The IRS said that some US citizens are relying on an interpretation of the US-Malta Income Tax Treaty to “take the position that they may contribute appreciated property tax free to certain Maltese pension plans and that there are also no tax consequences when the plan sells the assets and distributes proceeds to the US taxpayer.”

The American regulator is now worried that people are using such pension schemes to avoid paying tax.

It continued: “Ordinarily, gain would be recognised upon disposition of the plan’s assets and distributions of the proceeds.”

As a result, the IRS is assessing whether these arrangements are valid and whether the benefits that the treaty brings should be available.

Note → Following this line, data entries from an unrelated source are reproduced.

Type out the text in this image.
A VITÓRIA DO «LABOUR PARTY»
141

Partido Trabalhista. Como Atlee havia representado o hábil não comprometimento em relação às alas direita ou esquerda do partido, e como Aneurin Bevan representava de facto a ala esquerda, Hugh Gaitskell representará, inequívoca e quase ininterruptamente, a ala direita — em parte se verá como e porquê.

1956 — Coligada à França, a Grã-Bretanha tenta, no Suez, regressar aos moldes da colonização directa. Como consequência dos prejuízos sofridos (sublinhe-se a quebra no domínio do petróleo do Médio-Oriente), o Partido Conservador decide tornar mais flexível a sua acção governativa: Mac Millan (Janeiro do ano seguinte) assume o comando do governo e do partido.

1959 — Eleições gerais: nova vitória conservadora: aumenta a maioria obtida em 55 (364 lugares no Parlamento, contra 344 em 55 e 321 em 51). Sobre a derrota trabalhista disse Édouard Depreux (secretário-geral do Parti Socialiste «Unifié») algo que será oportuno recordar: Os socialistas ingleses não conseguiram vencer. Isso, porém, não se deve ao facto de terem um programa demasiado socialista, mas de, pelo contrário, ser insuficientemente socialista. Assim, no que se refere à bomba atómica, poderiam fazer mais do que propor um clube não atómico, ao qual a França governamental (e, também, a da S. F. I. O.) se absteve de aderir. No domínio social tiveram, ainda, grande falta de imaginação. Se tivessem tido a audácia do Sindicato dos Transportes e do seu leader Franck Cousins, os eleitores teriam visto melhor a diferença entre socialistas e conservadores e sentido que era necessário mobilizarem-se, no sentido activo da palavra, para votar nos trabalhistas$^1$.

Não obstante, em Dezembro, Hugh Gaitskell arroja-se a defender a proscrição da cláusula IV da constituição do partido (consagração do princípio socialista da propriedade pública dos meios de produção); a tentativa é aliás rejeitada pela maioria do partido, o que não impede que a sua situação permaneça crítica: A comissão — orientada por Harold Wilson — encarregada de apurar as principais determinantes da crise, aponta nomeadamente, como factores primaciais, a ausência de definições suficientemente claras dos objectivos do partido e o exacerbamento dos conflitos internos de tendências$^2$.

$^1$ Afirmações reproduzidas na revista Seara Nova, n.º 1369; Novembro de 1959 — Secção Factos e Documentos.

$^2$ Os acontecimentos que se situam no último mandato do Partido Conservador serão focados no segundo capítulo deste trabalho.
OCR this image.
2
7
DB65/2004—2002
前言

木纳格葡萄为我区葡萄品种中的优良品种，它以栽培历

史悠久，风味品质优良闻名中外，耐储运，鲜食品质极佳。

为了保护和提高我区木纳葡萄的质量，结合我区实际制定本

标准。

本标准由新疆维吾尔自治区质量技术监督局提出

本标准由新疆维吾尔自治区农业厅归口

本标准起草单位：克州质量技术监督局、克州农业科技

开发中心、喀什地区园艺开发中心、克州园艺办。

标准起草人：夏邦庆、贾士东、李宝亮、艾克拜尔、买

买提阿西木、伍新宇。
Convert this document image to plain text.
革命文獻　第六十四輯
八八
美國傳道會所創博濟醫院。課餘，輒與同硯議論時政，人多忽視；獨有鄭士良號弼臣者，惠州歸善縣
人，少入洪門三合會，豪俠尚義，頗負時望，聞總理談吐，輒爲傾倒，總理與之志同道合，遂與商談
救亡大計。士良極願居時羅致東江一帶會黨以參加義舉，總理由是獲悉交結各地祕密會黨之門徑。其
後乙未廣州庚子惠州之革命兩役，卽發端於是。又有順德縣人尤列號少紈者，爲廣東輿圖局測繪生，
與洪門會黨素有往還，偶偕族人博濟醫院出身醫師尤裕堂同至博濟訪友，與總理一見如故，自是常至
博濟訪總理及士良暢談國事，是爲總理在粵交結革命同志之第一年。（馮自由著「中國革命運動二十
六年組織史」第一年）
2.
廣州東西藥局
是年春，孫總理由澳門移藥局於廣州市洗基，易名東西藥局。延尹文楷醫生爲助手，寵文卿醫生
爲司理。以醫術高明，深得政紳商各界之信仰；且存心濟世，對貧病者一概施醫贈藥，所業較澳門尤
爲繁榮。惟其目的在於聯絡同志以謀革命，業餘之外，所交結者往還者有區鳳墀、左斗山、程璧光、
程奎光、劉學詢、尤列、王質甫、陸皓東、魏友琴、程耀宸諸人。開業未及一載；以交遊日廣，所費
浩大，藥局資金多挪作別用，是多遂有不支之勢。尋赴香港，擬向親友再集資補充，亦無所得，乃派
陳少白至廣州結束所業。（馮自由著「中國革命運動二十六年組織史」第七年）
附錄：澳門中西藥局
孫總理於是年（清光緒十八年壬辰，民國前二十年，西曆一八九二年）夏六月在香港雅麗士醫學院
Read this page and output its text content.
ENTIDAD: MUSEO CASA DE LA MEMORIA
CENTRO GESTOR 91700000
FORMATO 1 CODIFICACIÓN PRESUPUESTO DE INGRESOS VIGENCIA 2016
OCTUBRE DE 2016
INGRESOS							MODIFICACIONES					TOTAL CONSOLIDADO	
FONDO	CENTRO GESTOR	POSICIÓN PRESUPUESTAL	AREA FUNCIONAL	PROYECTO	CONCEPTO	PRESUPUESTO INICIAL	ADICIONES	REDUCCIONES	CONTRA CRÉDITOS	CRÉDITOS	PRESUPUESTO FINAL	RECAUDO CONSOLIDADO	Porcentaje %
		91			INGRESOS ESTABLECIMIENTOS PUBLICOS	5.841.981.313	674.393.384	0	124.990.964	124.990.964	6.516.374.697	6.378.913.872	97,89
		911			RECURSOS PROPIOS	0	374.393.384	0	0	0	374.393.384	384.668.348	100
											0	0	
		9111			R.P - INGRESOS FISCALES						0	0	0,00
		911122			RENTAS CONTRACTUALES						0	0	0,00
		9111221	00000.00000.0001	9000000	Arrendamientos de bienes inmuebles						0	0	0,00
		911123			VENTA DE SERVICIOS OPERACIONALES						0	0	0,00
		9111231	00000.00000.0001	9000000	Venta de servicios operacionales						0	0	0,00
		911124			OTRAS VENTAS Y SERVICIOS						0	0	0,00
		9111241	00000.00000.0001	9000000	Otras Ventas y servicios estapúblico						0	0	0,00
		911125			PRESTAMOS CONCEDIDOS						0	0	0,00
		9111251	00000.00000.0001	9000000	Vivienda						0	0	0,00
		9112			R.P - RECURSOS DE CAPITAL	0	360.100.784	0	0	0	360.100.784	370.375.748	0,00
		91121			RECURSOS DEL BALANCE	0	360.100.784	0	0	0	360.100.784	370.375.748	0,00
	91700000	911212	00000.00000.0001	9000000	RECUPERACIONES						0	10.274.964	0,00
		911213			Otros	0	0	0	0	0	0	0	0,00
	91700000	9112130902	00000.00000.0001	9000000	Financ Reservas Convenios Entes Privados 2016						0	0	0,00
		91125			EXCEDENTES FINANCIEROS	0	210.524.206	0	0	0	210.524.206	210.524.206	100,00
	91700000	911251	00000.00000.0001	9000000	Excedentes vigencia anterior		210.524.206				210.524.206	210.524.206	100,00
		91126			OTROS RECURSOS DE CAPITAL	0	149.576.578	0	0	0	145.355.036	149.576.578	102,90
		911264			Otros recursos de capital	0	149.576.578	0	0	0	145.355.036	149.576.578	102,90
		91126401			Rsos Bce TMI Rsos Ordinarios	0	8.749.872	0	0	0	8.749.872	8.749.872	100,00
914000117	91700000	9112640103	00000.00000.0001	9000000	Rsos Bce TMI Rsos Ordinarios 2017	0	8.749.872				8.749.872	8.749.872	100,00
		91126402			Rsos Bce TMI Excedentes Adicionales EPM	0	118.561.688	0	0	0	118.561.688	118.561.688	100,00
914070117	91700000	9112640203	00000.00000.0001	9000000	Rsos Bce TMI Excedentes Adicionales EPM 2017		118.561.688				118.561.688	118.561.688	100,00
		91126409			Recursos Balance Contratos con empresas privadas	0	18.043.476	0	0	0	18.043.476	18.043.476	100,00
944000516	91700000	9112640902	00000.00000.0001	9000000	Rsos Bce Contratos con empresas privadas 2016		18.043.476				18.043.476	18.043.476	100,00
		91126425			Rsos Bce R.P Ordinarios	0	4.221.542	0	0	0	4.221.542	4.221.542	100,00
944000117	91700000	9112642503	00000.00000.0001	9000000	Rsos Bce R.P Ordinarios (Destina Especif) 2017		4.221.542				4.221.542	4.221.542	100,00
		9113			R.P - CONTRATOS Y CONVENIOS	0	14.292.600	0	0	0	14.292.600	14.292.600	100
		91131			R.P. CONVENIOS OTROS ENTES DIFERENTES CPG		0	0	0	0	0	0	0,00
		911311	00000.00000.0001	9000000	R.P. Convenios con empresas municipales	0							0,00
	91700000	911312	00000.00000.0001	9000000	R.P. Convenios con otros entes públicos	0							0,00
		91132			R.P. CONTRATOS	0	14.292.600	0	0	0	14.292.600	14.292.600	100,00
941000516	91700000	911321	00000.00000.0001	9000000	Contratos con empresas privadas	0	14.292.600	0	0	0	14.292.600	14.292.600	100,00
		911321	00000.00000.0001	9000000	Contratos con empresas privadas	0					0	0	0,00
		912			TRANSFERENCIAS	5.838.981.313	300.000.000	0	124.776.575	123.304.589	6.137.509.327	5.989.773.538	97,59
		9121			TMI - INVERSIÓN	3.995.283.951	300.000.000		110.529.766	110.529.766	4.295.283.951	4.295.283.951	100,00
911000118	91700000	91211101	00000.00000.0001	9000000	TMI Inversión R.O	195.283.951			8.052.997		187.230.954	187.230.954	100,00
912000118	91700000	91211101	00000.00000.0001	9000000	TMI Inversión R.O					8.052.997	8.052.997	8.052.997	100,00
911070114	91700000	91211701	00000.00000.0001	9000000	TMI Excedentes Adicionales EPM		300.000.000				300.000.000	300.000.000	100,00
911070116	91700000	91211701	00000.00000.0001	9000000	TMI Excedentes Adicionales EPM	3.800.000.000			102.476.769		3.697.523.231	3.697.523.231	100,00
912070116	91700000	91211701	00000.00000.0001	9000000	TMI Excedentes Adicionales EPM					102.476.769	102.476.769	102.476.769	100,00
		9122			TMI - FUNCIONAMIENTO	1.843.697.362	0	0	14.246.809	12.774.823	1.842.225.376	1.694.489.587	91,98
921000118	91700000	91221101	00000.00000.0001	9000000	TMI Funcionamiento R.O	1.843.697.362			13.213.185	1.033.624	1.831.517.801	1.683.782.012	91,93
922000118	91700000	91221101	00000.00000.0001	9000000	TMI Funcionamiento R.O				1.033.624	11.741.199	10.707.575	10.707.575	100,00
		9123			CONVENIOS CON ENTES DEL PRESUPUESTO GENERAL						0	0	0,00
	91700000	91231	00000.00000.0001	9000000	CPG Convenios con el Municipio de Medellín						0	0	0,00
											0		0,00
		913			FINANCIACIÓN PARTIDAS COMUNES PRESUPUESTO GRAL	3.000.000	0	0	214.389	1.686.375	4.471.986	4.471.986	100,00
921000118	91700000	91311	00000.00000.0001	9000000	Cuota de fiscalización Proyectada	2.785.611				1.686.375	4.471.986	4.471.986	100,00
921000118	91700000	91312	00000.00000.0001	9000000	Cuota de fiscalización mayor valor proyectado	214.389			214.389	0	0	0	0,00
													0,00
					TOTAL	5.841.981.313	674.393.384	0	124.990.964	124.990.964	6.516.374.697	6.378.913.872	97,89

This may result in a challenge of the tax treatment, the regulator added.

The Maltese government said it is ready to tighten up its policies, if needed.

A spokesperson told local newspaper Times of Malta: “Without going into the merits of this particular issue, since broader analysis is entailed and ongoing, I can confirm that Malta is, as always, ready to discuss, support and implement any strengthening of policies that would lead to an improved and fairer framework for all.”

Commenting on the schemes present on the list, which include the US-Malta pension plans, IRS commissioner Chuck Rettig said: “We are stepping up our enforcement against abusive arrangements. Don’t be lulled into these shady deals. The IRS recommends that anyone who participated in one of these abusive arrangements should consult independent counsel about coming into compliance.”